A collect shipment passes freight charges on to the recipient, rather than making them the responsibility of the sender. Such shipments are often sent under what are known as freight on board (FOB) terms, where the seller agrees to pay costs to move shipments to a port and onto a vessel, but the buyer is responsible for everything else. The terms of shipment are typically outlined in sale agreements and contracts to make sure every party is aware of expectations. In the event of a dispute, this documentation can help resolve the problem.
Under the terms of a collect shipment, the seller or agent is responsible for packaging cargo responsibly, in sturdy containers that will stand up to shipping, and transporting it to a shipping firm or arranging for pickup. For large shipments measured in container loads, usually the firm requires transport to a port or freight yard. A small package from a business to a customer, on the other hand, could be picked up by a driver on a delivery route.
The seller assumes the costs associated with getting the collect shipment to the shipping firm, and loading it on board, if applicable. At this point, all expenses become the responsibility of the buyer. These include the flat costs associated with shipping as well as any extra payments for insurance, taxes, duties, and various other fees that may arise. Sellers may provide buyers with estimates on these costs, or information about how to get them from the shipping company, so they know what to expect.
Terminology used in shipping is not internationally consistent. Firms may not refer to "collect shipments," instead using terms such as "freight collection" or others. Buyers and agents who are not sure about their responsibilities can request clarification and a detailed discussion of the terms being used. This allows them to determine which costs they will be liable for, so they can prepare, or negotiate, if necessary. A buyer might, for instance, ask that a seller cover shipping costs as part of a negotiation.
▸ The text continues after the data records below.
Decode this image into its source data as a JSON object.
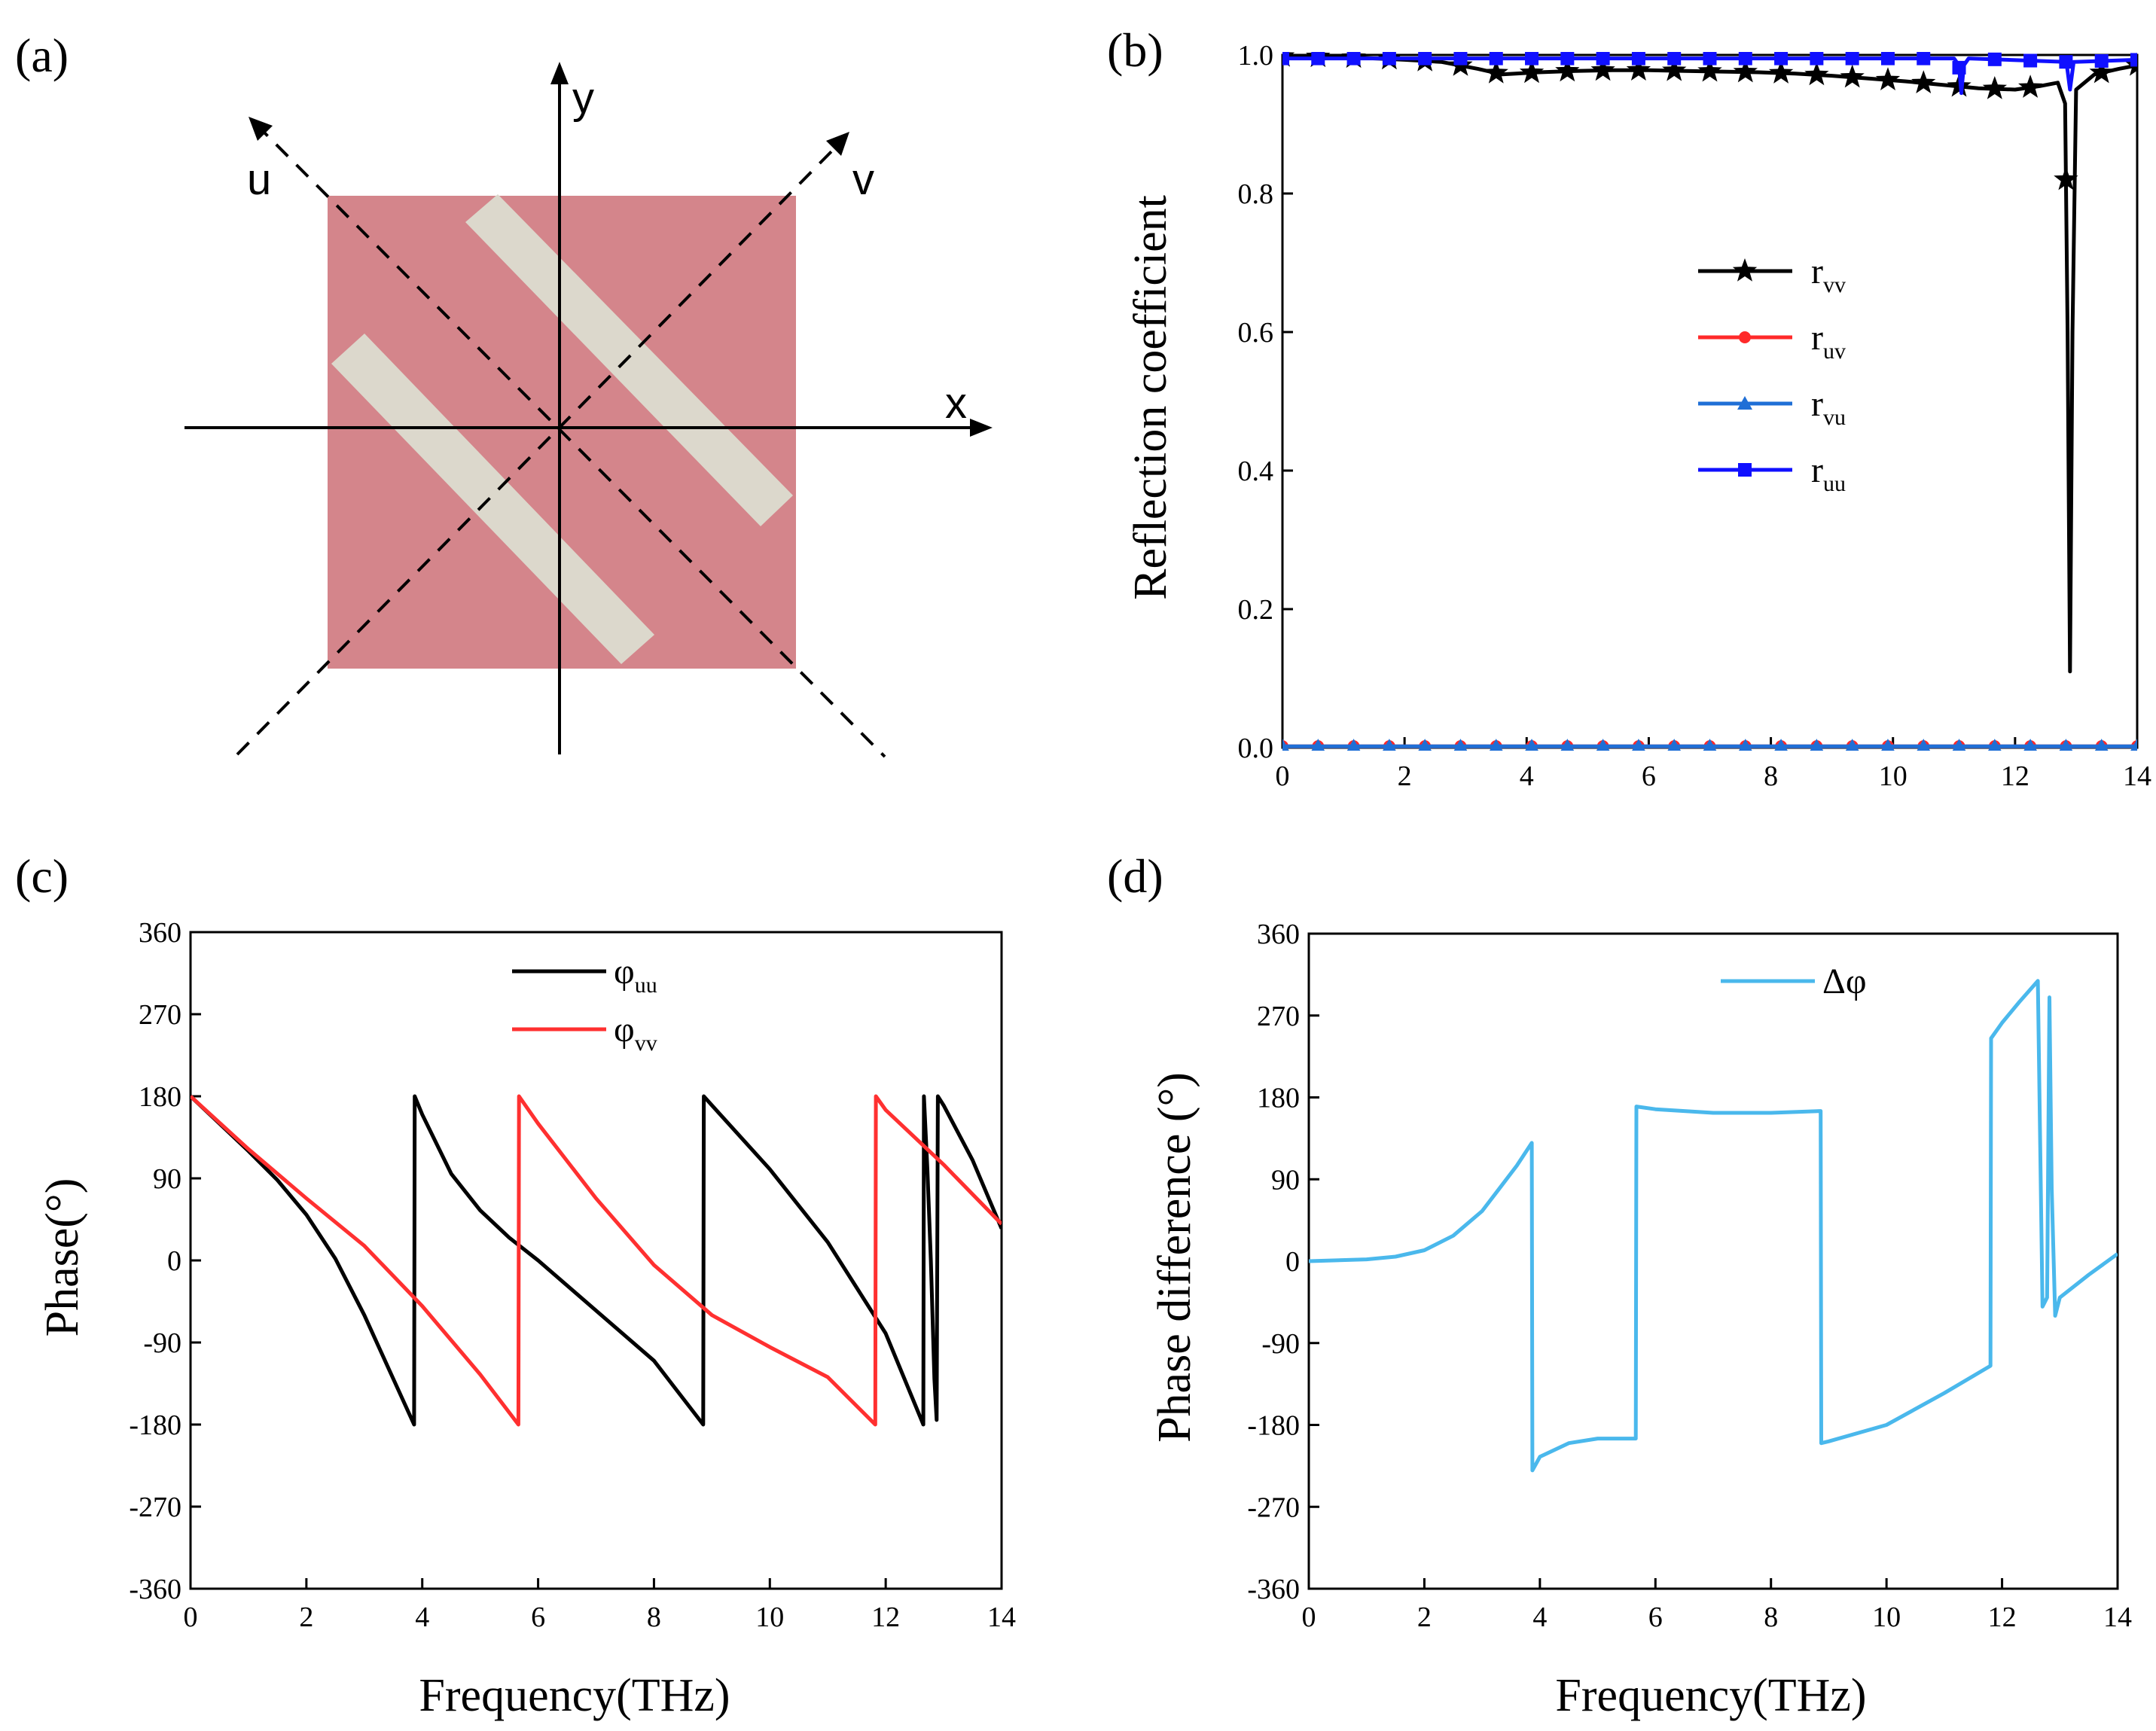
{
  "panels": {
    "a": {
      "label": "(a)",
      "axes_letters": {
        "x": "x",
        "y": "y",
        "u": "u",
        "v": "v"
      },
      "colors": {
        "substrate": "#d4858b",
        "strip": "#dcd8cc"
      }
    }
  },
  "chart_data": [
    {
      "id": "b",
      "panel_label": "(b)",
      "type": "line",
      "xlabel": "",
      "ylabel": "Reflection coefficient",
      "xlim": [
        0,
        14
      ],
      "ylim": [
        0,
        1
      ],
      "xticks": [
        "0",
        "2",
        "4",
        "6",
        "8",
        "10",
        "12",
        "14"
      ],
      "yticks": [
        "0.0",
        "0.2",
        "0.4",
        "0.6",
        "0.8",
        "1.0"
      ],
      "legend_position": "center-right",
      "series": [
        {
          "name": "r",
          "sub": "vv",
          "color": "#000000",
          "marker": "star",
          "x": [
            0,
            1,
            2,
            2.6,
            3.2,
            3.6,
            4.2,
            4.8,
            5.4,
            6,
            6.6,
            7.2,
            7.8,
            8.4,
            9,
            9.6,
            10.2,
            10.8,
            11.4,
            12,
            12.4,
            12.7,
            12.82,
            12.86,
            12.9,
            12.94,
            13.0,
            13.3,
            13.7,
            14
          ],
          "y": [
            0.998,
            0.997,
            0.993,
            0.99,
            0.98,
            0.972,
            0.975,
            0.977,
            0.978,
            0.978,
            0.977,
            0.976,
            0.975,
            0.973,
            0.97,
            0.966,
            0.962,
            0.957,
            0.952,
            0.95,
            0.955,
            0.96,
            0.93,
            0.6,
            0.11,
            0.6,
            0.95,
            0.972,
            0.98,
            0.985
          ]
        },
        {
          "name": "r",
          "sub": "uv",
          "color": "#ff2a2a",
          "marker": "circle",
          "x": [
            0,
            14
          ],
          "y": [
            0.002,
            0.002
          ]
        },
        {
          "name": "r",
          "sub": "vu",
          "color": "#1f6fd6",
          "marker": "triangle",
          "x": [
            0,
            14
          ],
          "y": [
            0.002,
            0.002
          ]
        },
        {
          "name": "r",
          "sub": "uu",
          "color": "#1010ff",
          "marker": "square",
          "x": [
            0,
            11.0,
            11.08,
            11.12,
            11.16,
            11.24,
            12.84,
            12.9,
            12.96,
            14
          ],
          "y": [
            0.995,
            0.995,
            0.985,
            0.945,
            0.985,
            0.995,
            0.99,
            0.95,
            0.99,
            0.993
          ]
        }
      ]
    },
    {
      "id": "c",
      "panel_label": "(c)",
      "type": "line",
      "xlabel": "Frequency(THz)",
      "ylabel": "Phase(°)",
      "xlim": [
        0,
        14
      ],
      "ylim": [
        -360,
        360
      ],
      "xticks": [
        "0",
        "2",
        "4",
        "6",
        "8",
        "10",
        "12",
        "14"
      ],
      "yticks": [
        "-360",
        "-270",
        "-180",
        "-90",
        "0",
        "90",
        "180",
        "270",
        "360"
      ],
      "legend_position": "top-center",
      "series": [
        {
          "name": "φ",
          "sub": "uu",
          "color": "#000000",
          "x": [
            0,
            0.5,
            1,
            1.5,
            2,
            2.5,
            3,
            3.5,
            3.86,
            3.87,
            4,
            4.5,
            5,
            5.5,
            6,
            7,
            8,
            8.85,
            8.86,
            9,
            10,
            11,
            12,
            12.65,
            12.66,
            12.72,
            12.78,
            12.84,
            12.88,
            12.9,
            13,
            13.5,
            14
          ],
          "y": [
            180,
            150,
            120,
            88,
            50,
            2,
            -60,
            -130,
            -180,
            180,
            160,
            95,
            55,
            25,
            0,
            -55,
            -110,
            -180,
            180,
            170,
            100,
            20,
            -80,
            -180,
            180,
            100,
            0,
            -130,
            -175,
            180,
            170,
            110,
            35
          ]
        },
        {
          "name": "φ",
          "sub": "vv",
          "color": "#ff3030",
          "x": [
            0,
            1,
            2,
            3,
            4,
            5,
            5.66,
            5.67,
            6,
            7,
            8,
            9,
            10,
            11,
            11.82,
            11.83,
            12,
            13,
            14
          ],
          "y": [
            180,
            122,
            68,
            16,
            -50,
            -125,
            -180,
            180,
            150,
            68,
            -5,
            -60,
            -95,
            -128,
            -180,
            180,
            165,
            105,
            40
          ]
        }
      ]
    },
    {
      "id": "d",
      "panel_label": "(d)",
      "type": "line",
      "xlabel": "Frequency(THz)",
      "ylabel": "Phase difference (°)",
      "xlim": [
        0,
        14
      ],
      "ylim": [
        -360,
        360
      ],
      "xticks": [
        "0",
        "2",
        "4",
        "6",
        "8",
        "10",
        "12",
        "14"
      ],
      "yticks": [
        "-360",
        "-270",
        "-180",
        "-90",
        "0",
        "90",
        "180",
        "270",
        "360"
      ],
      "legend_position": "top-center",
      "series": [
        {
          "name": "Δφ",
          "sub": "",
          "color": "#4ab8ec",
          "x": [
            0,
            1,
            1.5,
            2,
            2.5,
            3,
            3.3,
            3.6,
            3.86,
            3.87,
            4,
            4.5,
            5,
            5.66,
            5.67,
            6,
            7,
            8,
            8.86,
            8.87,
            9,
            10,
            11,
            11.8,
            11.81,
            12,
            12.3,
            12.62,
            12.7,
            12.78,
            12.82,
            12.86,
            12.92,
            13.0,
            13.5,
            14
          ],
          "y": [
            0,
            2,
            5,
            12,
            28,
            55,
            80,
            105,
            130,
            -230,
            -215,
            -200,
            -195,
            -195,
            170,
            167,
            163,
            163,
            165,
            -200,
            -198,
            -180,
            -145,
            -115,
            245,
            262,
            285,
            308,
            -50,
            -40,
            290,
            80,
            -60,
            -40,
            -15,
            8
          ]
        }
      ]
    }
  ]
}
Once goods are delivered to the buyer and appear to be in order, the shipping firm’s net billing terms start to apply to the collect shipment. The customer has a set period of time, like 30 days, to pay the bill. If there is a problem, the buyer needs to dispute the bill and provide documentation to resolve the issue. This may include proof that a collect shipment arrived damaged or late, supporting a claim that the bill is unreasonable.